Il est soupçonné d'avoir amassé grâce à la corruption un "patrimoine extraordinaire". Le parquet de Paris a ouvert une enquête préliminaire sur les biens immobiliers français de Rifaat Al-Assad, un oncle du président syrien, rapporte lundi 30 septembre une source judiciaire.

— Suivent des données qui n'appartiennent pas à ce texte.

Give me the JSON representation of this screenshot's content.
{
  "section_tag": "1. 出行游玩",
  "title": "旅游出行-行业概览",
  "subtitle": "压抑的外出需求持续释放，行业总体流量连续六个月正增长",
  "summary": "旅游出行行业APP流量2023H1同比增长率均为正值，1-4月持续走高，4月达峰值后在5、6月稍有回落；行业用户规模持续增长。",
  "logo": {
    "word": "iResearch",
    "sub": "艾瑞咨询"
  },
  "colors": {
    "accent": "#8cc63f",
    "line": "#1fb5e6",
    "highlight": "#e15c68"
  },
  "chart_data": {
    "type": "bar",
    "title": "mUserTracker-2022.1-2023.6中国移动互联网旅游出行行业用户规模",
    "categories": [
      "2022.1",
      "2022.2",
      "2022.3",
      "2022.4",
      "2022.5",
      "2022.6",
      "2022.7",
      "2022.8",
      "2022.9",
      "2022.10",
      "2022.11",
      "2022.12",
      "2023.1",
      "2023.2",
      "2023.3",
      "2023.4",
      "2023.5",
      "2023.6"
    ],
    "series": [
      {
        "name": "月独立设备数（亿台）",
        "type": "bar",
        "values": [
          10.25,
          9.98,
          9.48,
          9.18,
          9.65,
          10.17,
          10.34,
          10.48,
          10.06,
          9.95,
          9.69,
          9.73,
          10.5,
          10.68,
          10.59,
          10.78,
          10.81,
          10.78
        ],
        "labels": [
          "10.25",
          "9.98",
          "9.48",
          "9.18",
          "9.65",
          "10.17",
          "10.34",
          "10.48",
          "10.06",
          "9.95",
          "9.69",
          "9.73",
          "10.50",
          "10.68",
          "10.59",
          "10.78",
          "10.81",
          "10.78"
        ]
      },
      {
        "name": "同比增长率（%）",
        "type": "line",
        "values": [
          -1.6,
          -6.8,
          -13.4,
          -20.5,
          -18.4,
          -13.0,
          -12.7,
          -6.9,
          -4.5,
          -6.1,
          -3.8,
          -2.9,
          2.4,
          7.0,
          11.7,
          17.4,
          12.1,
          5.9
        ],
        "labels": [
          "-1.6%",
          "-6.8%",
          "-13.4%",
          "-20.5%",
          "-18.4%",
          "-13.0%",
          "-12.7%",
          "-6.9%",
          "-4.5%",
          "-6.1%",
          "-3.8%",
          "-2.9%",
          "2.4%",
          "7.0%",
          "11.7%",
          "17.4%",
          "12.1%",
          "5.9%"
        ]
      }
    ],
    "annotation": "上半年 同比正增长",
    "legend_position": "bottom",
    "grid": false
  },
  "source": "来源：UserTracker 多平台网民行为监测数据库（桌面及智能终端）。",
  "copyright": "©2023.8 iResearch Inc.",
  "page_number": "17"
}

Cette enquête fait suite à une plainte déposée le 13 septembre par les associations anticorruption Sherpa et Transparency International France (TIF). Elles évoquent, parmi ses propriétés françaises, un hôtel particulier et "plusieurs dizaines d'appartements" dans le 16e arrondissement de Paris, ainsi qu'un domaine de 45 hectares dans le Val-d'Oise

Un statut de paria en Syrie

Agé de 66 ans et ancien pilier du régime, Rifaat Al-Assad est en rupture de ban avec Damas depuis 1984. Frère cadet de Hafez Al-Assad, le père du président actuel, il s'est illustré à la tête des Brigades de défense dans la répression des Frères musulmans. Il est notamment accusé d'avoir, en 1982, lancé ses troupes à Hama (nord de la Syrie) pour mettre fin à une révolte des islamistes sunnites. Cette répression a fait entre 10 000 et 25 000 morts, selon les estimations.

En 1983, celui qui est alors considéré comme un successeur potentiel de Hafez Al-Assad tente un coup d'Etat, ce qui lui vaut d'être placé en résidence surveillée. Il part ensuite en exil, qu'il partage entre Londres et Paris. Mais ce statut de paria et le fait qu'il ne soit pas concerné par le gel des avoirs et l'interdiction de voyager ordonnés par l'Union européenne et qui frappent certains hauts dignitaires syriens ne l'exonèrent pas de tout soupçon de corruption aux yeux de TIF et Sherpa.

Ces associations relèvent notamment que Rifaat Al-Assad "n'a aucune activité professionnelle répertoriée". Or, sa fortune "se calcule en milliards d'euros", affirment-elles dans leur plainte.